Pada beberapa model canggih, radiator ini juga terhubung dengan sistem AC mobil melalui chiller untuk memastikan baterai tetap dingin meski mobil sedang terparkir di bawah terik matahari atau saat melakukan pengisian daya DC yang masif.
Inovasi Teknologi: Coolant Non-Konduktif
Salah satu perbedaan paling signifikan antara sistem pendingin EV dan mobil bensin terletak pada spesifikasi cairannya. Mobil listrik membutuhkan cairan pendingin khusus yang bersifat non-konduktif atau memiliki konduktivitas listrik yang sangat rendah (low conductivity).
Mengapa ini penting?
-
Keamanan Elektrikal: Di dalam paket baterai, cairan pendingin mengalir sangat dekat dengan sel-sel bertenaga tinggi. Jika terjadi kebocoran kecil pada sistem pendingin konvensional yang bersifat konduktif, hal itu dapat memicu hubungan arus pendek (short circuit) yang membahayakan nyawa dan kendaraan.
-
Perlindungan Komponen: Cairan pendingin khusus ini dirancang untuk tidak meninggalkan residu mineral yang bisa menghantarkan listrik, sekaligus memberikan perlindungan korosi maksimal pada komponen aluminium dan tembaga yang dominan di sistem elektrikal EV.

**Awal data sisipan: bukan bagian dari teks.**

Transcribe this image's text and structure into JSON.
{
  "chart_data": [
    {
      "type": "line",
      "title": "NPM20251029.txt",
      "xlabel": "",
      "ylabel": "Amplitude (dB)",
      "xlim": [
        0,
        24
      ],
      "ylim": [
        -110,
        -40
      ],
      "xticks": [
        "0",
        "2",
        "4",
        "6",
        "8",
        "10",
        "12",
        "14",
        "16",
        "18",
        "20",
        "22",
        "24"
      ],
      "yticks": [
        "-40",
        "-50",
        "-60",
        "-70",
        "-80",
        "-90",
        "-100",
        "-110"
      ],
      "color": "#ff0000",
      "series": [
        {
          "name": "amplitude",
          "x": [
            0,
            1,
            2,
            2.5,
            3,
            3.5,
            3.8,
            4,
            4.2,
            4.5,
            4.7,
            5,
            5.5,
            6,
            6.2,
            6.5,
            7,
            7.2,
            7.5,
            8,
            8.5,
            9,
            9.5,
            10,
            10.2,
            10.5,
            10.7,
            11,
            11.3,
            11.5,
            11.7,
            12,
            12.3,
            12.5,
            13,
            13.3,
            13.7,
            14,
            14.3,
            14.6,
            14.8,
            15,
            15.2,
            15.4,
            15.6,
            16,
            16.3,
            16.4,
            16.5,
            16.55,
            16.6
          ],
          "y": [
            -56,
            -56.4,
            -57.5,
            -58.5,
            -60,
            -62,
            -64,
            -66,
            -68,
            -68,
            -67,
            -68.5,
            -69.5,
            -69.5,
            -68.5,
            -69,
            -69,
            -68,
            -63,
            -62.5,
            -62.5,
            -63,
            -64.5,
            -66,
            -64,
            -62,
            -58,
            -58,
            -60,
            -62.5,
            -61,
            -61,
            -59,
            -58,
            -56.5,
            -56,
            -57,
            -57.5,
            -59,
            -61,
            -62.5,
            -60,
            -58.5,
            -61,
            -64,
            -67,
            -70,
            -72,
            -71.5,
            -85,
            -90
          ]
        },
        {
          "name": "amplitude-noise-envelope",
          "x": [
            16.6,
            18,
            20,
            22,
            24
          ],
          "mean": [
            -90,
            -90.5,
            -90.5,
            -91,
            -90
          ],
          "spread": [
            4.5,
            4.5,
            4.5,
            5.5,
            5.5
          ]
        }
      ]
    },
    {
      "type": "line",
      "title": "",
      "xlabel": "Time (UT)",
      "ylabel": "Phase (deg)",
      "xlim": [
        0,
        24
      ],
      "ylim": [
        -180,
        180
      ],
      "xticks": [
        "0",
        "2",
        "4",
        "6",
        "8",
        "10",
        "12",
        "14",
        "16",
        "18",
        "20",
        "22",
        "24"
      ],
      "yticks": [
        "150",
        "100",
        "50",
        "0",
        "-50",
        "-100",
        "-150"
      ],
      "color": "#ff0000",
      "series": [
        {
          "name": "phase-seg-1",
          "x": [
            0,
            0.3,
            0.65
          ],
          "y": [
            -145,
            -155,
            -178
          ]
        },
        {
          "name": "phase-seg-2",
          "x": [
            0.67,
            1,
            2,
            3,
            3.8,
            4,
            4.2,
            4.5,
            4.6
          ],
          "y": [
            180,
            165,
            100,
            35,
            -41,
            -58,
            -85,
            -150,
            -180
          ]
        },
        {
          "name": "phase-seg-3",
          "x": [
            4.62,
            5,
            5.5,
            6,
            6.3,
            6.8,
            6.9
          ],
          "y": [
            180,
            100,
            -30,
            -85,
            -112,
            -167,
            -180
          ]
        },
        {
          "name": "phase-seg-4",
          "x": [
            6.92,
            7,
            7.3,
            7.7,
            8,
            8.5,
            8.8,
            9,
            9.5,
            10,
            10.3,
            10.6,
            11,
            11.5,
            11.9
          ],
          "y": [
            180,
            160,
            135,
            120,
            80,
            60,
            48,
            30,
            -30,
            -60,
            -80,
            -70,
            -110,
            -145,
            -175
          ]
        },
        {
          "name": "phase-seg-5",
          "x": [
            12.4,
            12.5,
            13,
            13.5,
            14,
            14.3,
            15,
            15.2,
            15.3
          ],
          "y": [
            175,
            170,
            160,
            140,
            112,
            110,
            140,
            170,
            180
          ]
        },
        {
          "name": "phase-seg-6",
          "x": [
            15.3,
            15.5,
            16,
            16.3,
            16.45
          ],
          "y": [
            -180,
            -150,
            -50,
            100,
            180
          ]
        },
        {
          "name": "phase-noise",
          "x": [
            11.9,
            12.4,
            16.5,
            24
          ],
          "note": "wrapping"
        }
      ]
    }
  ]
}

Pemilihan cairan pendingin tidak bisa dilakukan sembarangan. Salah satu solusi yang telah hadir di pasar global dan relevan untuk kebutuhan ini adalah teknologi dari Prestone. Sebagai pemimpin dalam teknologi cairan kendaraan, Prestone mengembangkan lini produk khusus yang dirancang untuk menghadapi karakteristik unik dari Electric Vehicle (EV).
Prestone EV Antifreeze/Coolant: Standar Baru Keamanan
Prestone telah meluncurkan varian khusus yang diformulasikan untuk menjaga stabilitas suhu pada komponen sensitif seperti baterai, inverter, dan motor listrik. Berikut adalah keterkaitannya dengan kebutuhan mobil listrik:
-
Sifat Non-Konduktif (Low Conductivity): Berbeda dengan cairan pendingin mobil bensin biasa yang mengandung mineral penghantar listrik, Prestone EV Coolant dirancang khusus dengan konduktivitas listrik yang sangat rendah. Hal ini meminimalisir risiko korsleting listrik jika terjadi kebocoran di dalam modul baterai yang memiliki voltase tinggi.
-
Perlindungan Korosi yang Presisi: Komponen internal mobil listrik banyak menggunakan material aluminium khusus. Prestone menyematkan teknologi inhibitor korosi yang menjaga saluran pendingin tetap bersih tanpa membentuk kerak (sedimen) yang dapat menghambat perpindahan panas.
-
Daya Tahan Ekstra: Mengingat penggantian baterai EV sangat mahal, Prestone memastikan cairan ini memiliki masa pakai yang panjang (Extended Life), sehingga pemilik mobil listrik tidak perlu sering melakukan pengurasan namun tetap mendapatkan perlindungan maksimal.
Mengapa Tidak Boleh Menggunakan Coolant Biasa?
Mencampurkan cairan pendingin konvensional (untuk mesin bensin) ke dalam sistem EV sangat berisiko. Cairan pendingin biasa umumnya memiliki tingkat konduktivitas yang tinggi. Jika terjadi kontak dengan sirkuit baterai, cairan tersebut dapat bertindak sebagai penghantar yang memicu kebakaran hebat. Produk Prestone khusus EV memastikan bahwa cairan tersebut berfungsi murni sebagai penyerap panas tanpa menjadi ancaman bagi sistem elektrikal.